В. Некрасов. Кира Георгиевна. Москва. 1962

Эту книгу я отложил, а через пару лет увидел, что рядом с этим большим томом стоит брошюрка "Кира Георгиевна" с рисунком на обложке, немножко непривычным для советской издательской практики – просто женский полусилуэт. Я ее тоже прочел, и она меня перевернула. Наверное, совпало что-то с подростковыми переживаниями. Эта книга для меня была шоком, такой советской прозы я еще не читал, и после этого я вернулся к "В окопах Сталинграда" уже с другим взглядом, уже с внутренним ожиданием, которое, к счастью, не обманулось. Потом пошли рассказы, публикации в "Новом мире", самиздат.

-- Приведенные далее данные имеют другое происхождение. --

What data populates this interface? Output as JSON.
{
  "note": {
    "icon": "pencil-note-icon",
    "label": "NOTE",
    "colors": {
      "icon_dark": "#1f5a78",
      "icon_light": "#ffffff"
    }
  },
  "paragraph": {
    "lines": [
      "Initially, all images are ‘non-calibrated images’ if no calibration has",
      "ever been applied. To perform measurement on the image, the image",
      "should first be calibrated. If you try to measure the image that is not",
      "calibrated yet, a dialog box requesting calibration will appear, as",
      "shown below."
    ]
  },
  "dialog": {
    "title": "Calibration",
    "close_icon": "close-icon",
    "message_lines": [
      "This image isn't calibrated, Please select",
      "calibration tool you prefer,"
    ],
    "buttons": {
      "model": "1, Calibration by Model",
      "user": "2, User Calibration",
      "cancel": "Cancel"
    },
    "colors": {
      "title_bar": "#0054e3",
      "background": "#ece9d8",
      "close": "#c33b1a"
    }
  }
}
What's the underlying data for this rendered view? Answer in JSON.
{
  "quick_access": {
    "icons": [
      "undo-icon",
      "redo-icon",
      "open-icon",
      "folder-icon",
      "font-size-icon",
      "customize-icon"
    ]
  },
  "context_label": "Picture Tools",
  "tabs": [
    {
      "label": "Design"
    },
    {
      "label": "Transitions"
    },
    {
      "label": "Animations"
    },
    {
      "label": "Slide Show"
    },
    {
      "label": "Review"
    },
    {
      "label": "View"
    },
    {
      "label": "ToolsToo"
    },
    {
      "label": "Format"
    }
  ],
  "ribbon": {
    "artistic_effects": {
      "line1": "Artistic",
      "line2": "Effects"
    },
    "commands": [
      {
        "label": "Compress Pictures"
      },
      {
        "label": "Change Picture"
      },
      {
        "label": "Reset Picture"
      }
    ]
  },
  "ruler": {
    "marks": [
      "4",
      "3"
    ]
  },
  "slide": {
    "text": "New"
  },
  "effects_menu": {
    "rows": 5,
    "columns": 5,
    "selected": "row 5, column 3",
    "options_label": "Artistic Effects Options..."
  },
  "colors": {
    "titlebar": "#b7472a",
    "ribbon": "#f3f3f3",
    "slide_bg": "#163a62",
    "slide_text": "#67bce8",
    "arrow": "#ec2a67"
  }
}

Иван Толстой: Мое впечатление о Некрасове было таким, что о таких людях говорят: "Молодцом!" По существу, его жизнь – это очень хороший сюжетный роман, и далеко не каждый писатель может похвастаться таким подарком судьбы. Хочется сказать, что жизнь Виктора Платоновича похожа на похождения трех мушкетеров, только он один вобрал в себя судьбы всех трех и добавил еще и Д’Артаньяна. Он любил выпить и поесть, как Портос, он был влюбчив, как Армис, он свято дорожил дружбой, как Атос, и был обаятелен и привлекал сердца, как только умел Д’Артаньян. А я впервые о нем услышал по Радио Свобода, это был 1974 год – сообщили, что уехал Виктор Некрасов.

Давайте, пользуясь возможностью, послушаем в авторском чтении маленький фрагмент из повести "В окопах Сталинграда". Парижская студия Радио Свобода.

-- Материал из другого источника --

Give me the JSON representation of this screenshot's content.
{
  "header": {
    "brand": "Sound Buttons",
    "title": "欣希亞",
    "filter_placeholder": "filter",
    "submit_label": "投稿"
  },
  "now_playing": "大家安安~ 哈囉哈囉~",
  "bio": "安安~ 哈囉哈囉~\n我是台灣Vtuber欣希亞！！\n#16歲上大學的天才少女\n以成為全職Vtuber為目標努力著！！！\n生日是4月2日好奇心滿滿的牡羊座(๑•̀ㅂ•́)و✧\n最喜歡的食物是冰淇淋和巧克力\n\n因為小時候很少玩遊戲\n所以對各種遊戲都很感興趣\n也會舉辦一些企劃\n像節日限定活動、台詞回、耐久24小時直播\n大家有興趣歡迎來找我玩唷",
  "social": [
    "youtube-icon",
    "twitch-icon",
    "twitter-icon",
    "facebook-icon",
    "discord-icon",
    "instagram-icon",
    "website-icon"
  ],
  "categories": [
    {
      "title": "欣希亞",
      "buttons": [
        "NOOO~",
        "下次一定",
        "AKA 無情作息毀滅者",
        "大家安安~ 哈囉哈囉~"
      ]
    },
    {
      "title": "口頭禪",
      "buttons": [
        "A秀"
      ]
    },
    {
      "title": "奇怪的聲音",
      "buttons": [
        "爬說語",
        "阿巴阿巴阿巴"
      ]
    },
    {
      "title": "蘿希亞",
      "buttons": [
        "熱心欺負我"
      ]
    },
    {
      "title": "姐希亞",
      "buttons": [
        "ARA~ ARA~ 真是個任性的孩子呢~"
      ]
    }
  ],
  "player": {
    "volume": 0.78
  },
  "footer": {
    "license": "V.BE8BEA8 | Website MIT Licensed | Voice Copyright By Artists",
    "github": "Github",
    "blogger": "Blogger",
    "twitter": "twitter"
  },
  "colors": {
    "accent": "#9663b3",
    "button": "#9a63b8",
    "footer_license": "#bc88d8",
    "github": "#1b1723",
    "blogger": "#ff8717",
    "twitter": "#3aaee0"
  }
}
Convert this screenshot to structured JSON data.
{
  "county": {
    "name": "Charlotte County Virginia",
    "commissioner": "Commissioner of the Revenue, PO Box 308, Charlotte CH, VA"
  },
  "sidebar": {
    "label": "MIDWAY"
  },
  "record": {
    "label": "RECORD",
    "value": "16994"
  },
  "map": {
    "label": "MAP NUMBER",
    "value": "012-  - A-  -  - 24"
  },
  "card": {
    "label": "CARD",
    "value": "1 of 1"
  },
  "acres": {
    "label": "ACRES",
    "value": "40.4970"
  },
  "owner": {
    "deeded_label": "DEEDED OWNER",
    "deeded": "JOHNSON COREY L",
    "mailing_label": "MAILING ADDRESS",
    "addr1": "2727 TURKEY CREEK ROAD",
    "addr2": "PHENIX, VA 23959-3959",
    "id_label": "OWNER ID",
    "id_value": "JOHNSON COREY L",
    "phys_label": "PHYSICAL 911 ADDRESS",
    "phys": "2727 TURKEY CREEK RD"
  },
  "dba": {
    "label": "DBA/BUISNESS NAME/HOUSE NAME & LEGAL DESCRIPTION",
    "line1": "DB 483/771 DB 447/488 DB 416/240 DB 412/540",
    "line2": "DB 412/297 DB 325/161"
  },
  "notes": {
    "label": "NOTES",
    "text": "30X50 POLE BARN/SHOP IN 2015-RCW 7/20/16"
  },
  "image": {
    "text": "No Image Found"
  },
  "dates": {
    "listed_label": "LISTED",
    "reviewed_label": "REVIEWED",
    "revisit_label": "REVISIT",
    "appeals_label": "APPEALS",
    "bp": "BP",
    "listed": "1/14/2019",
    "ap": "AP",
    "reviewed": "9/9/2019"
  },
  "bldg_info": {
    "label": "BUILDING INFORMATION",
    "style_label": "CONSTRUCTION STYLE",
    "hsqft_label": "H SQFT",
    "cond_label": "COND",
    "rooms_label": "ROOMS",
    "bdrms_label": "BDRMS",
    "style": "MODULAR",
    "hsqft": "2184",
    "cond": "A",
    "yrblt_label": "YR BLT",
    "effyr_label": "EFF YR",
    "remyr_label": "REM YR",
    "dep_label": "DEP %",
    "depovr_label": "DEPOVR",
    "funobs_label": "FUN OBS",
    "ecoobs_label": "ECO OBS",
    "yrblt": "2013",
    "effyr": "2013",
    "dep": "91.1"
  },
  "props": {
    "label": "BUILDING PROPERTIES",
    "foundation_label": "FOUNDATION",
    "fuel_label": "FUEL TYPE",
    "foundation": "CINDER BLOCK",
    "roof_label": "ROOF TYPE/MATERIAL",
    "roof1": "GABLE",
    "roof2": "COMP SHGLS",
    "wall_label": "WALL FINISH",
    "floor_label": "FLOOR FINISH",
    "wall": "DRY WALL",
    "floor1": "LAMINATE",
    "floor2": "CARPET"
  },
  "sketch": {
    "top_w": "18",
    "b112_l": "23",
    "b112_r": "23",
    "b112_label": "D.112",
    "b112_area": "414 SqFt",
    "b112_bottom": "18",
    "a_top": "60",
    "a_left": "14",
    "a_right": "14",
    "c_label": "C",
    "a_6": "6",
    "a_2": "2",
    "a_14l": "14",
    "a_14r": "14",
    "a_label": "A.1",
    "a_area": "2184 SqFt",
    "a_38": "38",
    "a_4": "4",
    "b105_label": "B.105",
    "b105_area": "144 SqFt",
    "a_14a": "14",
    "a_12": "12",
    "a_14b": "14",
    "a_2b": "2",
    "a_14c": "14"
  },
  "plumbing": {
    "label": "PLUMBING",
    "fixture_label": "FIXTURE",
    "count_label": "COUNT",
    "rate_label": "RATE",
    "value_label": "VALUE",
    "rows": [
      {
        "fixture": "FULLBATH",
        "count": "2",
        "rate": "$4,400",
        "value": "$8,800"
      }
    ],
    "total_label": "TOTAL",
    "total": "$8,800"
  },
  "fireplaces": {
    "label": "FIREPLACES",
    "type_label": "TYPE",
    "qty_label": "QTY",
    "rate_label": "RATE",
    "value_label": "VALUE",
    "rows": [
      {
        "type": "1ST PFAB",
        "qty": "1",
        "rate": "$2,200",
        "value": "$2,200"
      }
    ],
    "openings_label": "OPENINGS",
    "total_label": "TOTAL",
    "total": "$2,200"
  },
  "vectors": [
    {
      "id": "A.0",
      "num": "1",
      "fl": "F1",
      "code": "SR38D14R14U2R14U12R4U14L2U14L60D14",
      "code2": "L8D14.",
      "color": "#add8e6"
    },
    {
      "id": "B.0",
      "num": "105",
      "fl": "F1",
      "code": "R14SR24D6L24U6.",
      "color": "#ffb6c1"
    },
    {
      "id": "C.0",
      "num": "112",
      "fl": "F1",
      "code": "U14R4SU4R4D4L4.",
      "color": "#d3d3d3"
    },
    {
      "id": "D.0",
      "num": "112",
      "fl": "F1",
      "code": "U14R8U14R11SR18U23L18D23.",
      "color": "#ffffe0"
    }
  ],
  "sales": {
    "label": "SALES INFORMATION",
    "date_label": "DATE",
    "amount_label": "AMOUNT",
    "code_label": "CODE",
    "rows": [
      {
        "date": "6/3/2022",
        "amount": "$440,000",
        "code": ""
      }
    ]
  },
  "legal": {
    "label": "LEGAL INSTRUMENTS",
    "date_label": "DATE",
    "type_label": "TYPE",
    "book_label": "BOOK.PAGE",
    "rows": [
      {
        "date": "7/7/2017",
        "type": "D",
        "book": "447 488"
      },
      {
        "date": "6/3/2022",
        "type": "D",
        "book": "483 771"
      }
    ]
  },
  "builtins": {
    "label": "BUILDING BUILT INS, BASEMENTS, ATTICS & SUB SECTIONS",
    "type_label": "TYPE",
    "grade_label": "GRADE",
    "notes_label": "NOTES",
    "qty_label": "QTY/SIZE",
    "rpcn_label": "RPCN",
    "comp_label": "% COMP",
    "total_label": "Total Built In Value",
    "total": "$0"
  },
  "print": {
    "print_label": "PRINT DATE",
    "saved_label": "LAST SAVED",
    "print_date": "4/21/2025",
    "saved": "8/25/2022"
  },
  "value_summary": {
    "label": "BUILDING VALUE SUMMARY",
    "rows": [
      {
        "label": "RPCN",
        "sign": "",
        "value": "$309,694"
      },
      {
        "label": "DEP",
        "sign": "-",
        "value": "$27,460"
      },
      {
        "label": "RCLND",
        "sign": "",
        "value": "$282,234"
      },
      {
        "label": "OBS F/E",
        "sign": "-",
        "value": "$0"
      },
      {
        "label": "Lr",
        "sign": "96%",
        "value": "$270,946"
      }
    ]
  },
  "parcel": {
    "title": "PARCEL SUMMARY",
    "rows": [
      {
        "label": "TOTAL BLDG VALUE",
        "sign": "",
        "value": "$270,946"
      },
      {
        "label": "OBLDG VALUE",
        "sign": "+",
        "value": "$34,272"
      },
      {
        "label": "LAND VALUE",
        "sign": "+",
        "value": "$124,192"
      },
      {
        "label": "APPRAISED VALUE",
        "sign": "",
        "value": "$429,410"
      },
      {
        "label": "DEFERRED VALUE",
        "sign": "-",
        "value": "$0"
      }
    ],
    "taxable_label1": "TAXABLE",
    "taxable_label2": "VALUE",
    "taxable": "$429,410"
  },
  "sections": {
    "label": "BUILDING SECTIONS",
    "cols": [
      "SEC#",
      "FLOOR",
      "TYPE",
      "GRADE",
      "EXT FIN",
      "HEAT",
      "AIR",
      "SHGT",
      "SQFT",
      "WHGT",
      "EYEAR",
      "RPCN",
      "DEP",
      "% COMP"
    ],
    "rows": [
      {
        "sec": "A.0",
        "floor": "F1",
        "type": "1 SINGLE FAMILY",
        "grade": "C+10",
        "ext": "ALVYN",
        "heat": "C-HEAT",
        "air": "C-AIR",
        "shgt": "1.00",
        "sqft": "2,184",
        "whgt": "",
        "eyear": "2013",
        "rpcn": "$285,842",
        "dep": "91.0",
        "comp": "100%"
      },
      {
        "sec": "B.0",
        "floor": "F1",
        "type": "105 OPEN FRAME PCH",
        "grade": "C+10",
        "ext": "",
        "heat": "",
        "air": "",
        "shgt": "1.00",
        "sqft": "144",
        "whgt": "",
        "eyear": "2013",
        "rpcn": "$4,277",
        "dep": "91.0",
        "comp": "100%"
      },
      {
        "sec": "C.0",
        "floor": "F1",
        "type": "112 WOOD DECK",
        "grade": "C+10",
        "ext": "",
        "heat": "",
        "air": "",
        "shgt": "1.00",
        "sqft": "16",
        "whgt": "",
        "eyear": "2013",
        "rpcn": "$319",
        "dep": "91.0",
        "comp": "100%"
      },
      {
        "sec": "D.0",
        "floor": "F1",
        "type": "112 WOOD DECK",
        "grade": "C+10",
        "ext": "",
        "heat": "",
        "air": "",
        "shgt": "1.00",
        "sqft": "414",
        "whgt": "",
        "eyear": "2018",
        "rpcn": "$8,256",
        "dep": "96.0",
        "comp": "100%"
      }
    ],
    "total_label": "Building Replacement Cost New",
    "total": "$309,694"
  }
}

Виктор Некрасов: С известным трепетом приступаю к чтению своей книги "В окопах Сталинграда", ныне запрещенной в Советском Союзе.
Трепещу, потому что написана она сорок лет тому назад молодым, 35-летним демобилизованным капитаном, читает же ее сегодня более чем пожилой ренегат-литератор, изгнанный за пределы своего отечества и лишенный его гражданства. Писалась книга в родном городе Киеве человеком, к счастью, не знавшим, что такое социалистический реализм, читается же сегодня и передается по радио из Парижа бывшим членом Союза писателей, ставшим французским гражданином, живущим во Франции и путешествующим по всему земному шару вот уже одиннадцать лет.
Что такое социалистический реализм, человек этот сейчас хорошо уже знает. Возможно, именно поэтому и покинул он навсегда свой родной Киев.

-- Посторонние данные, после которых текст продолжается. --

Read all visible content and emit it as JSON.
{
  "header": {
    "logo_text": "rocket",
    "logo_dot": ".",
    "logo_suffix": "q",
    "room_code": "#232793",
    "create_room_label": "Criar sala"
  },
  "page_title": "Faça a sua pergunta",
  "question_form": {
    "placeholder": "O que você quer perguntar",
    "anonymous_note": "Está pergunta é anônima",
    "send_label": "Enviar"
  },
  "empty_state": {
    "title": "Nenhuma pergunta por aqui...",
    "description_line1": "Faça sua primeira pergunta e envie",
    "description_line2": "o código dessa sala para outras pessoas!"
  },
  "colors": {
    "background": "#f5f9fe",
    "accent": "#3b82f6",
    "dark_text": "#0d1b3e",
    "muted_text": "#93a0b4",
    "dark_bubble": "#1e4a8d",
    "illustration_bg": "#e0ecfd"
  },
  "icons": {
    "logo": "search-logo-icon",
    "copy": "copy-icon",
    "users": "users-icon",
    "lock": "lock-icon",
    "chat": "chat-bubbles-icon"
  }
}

В. Некрасов. В окопах Сталинграда. Повесть

Андрей Гаврилов: Уже в новую эпоху, когда появилась "Википедия", я с изумлением прочел один абзац его биографии, который звучит прямо как предисловие к вашему новому мушкетерскому роману. Это его генеалогия:

"Виктор Некрасов по линии матери – потомок древнего аристократического рода Мотовиловых, правнук шведского барона, российского подданного, генерала Антона Вильгельма фон Эрна, венецианских дворян Флориани и дальний родственник Анны Ахматовой со стороны матери, Зинаиды Николаевны Некрасовой (урождённой Мотовиловой)".

Вот вам и готов первый том происхождений нового Д’Артаньяна.

Иван Толстой: С французскими рисунками Фреда Моне.

Биография Некрасова доступна всем, единственное, что можно добавить каких-то деталей. До войны Виктор Платонович, окончив архитектурное отделение Киевского Строительного института, подался в театр, ему с юных лет нравилась сцена, он выступал, играл, пытался ставить небольшие спектакли и отправился в Москву, по наущению своего более удачливого приятеля, к Станиславскому на прослушивание. И они с приятелем немножко разыграли старика. Константин Сергеевич сидел в кресле, откинувшись, и переспросил: "Кто-кто – автор пьесы?" И они назвали какое-то скандинавское имя. Станиславский прищурился: "Да-да, помню". А имя было выдуманное. Но Некрасова он к себе не взял, по-видимому, игра была слабой, а потом началась война и пошла главная биография Некрасова.

Смотри также Труды и дни "блокадной мадонны"

На самом деле она укладывается в этот военный период, с 1941-го по 1944-й, когда он был уже комиссован, ранен и закончилось его участие в боевых действиях. И все из этой войны, в результате, росло так, что даже его пасынок Виктор Кондарев, написавший его биографию в новейшие времена, вышедшую в Москве, "Всё на свете, кроме шила и гвоздя" (это краткая часть одного неприличного девиза, который исповедовал Виктор Платонович, и даже свой герб нарисовал с этим девизом), и то отмахивался от постоянных навязчивых рассказов о войне Виктора Платоновича.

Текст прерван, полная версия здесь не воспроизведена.